A Latino Couple Accused Of Trying To Kidnap A Mom Influencer's Kids Have Been Cleared By Police

The couple are now accusing the influencer of racial profiling.

Police in the Northern California city of Petaluma said Thursday night that they found no evidence of a crime after investigating allegations by a mom influencer that a couple tried to kidnap her kids in a local craft store. Police officials said they have instead found evidence that supports the couple's version of events.

Katie Sorensen's tale of barely escaping a pair of kidnappers at her local Michaels blew up social media this week after she posted it on her Instagram account, @motherhoodessentials.

In a press conference on Friday afternoon, the couple accused came forward. Sadie Vega-Martinez said when she recognized herself and her husband, Eddie Martinez, in the photo being circulated by police as the suspects, she was shocked.

“I couldn’t believe it. It’s like we’re literally guilty of being brown while shopping,” she said at the press conference, according to The Petaluma Argus-Courier.

Vega-Martinez's daughter, Esaia Gonzalez, told BuzzFeed News her mom and stepdad are of Latino descent, and have five children between them and two grandchildren. Her stepdad works in the community as a UPS driver.

Gonzales said she is horrified at the allegations against her parents, who she says were shopping and probably speaking about their own grandchildren, not Sorensen's kids, in the store. She accused Sorensen of racial profiling.

"This isn’t the first racist injustice to occur in Petaluma by a long shot, but we are definitely grateful that in this case the truth was rightfully pursued," she said.

In two videos posted on her Instagram account on Monday, Sorensen told her audience that she had been the victim of an "attempted kidnap" a week prior. She described how a couple had followed her around the store, made comments about her children, and said that the man had even lunged at her stroller.

After her videos went viral, the Petaluma Police Department released a statement on the incident, saying Sorensen provided new details in her video she had not given in her initial report that could constitute a crime. When they interviewed Sorensen on Monday again, she repeated the new allegations.

"She was definitive that the couple approached her children’s stroller and that the male reached for it; she stated she would testify to that fact, and that she wanted the couple prosecuted," the department said in a press release.

Police said they were able to identify the couple soon after and contacted them through social media. The couple immediately responded and have been cooperative.

"While acknowledging they had shopped at Michaels and were the couple shown in the photograph, they denied the allegations being made against them by the reporting party," police said.

The subsequent investigation, police said, supported the couple's account.

"To date, the investigation has produced no evidence or witnesses corroborating the account provided by the reporting party. Evidence gathered has served to support the account provided by the couple from the store," the release states.

Police said the case is now closed unless new evidence emerges. Sorensen didn't immediately respond to a request for comment, but previously told BuzzFeed News she "had no intentions or underlying motives for sharing my story, other than to encourage fellow parents to always remain vigilant."

Gonzalez said her mother had called on Tuesday and said that she had recognized herself in the photo police had released. At first, Vega-Martinez was mostly confused, but then grew scared when she saw her image was being shared on "#savethechildren" pages online.

At the press conference, Vega-Martinez said she and her husband had gone to the store to get Christmas decorations and a Nativity set. She described herself as an "arts and crafts person," but now feels afraid to go back to Michael's.

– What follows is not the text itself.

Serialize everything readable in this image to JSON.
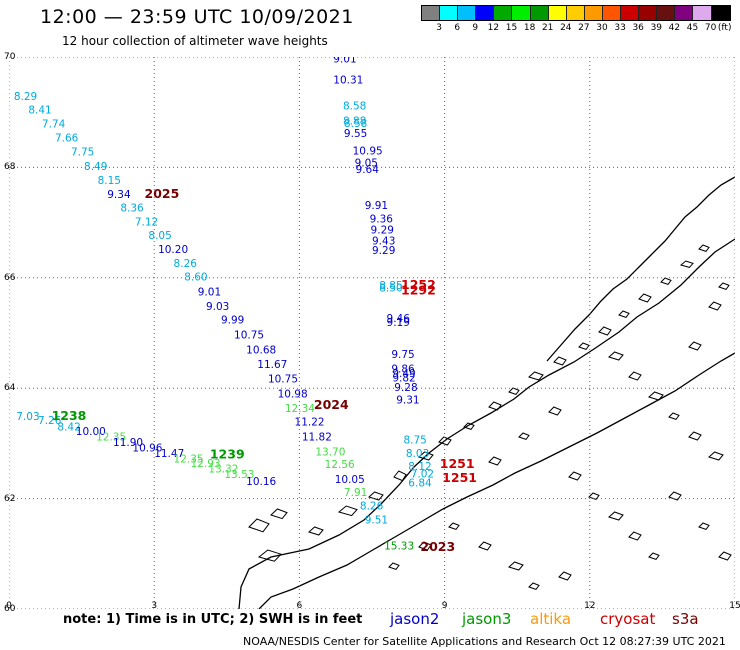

“One of my kids wanted to go there to buy stuff to make hot chocolate balls and I just don’t feel comfortable," she said, according to the newspaper. "I feel like I have a target on my back, now that our image is out on the internet. Who’s to say some crazy person is not gonna come for us?”

Gonzalez said she questions the motives of Sorensen to report the incident and then "pressure" the police via social media when no police report was filed after her initial report.

"Somewhere in her mind she sincerely misconstrued this 'brown' couple innocently shopping at a craft store and discussing their own grandchildren as activity that was somehow threatening to her family," she said.

According to Gonzalez, her stepdad had been wearing a "Black Lives Matter" hoodie during the incident.

"It’s no surprise that this year has been one of turmoil for everyone, given the pandemic, Black Lives Matter movement, calls for police reform, the election, etc. I am, however, surprised at the climate of hate it has created in smaller parts of the country, such as Sonoma County," she said.

Gonzalez said they hope this incident will serve to shed light on racial profiling in suburban and rural communities.

"The media typically draws attention to these sorts of struggles in large cities but why isn’t anyone paying attention to and questioning the more rural areas?" she asked.

A local activist group called Indivisible Petaluma has also accused Sorensen of racially profiling the couple and called for community members to stand in solidarity with them.

They plan to speak out about the incident on Monday at a City Council meeting, according to organizers.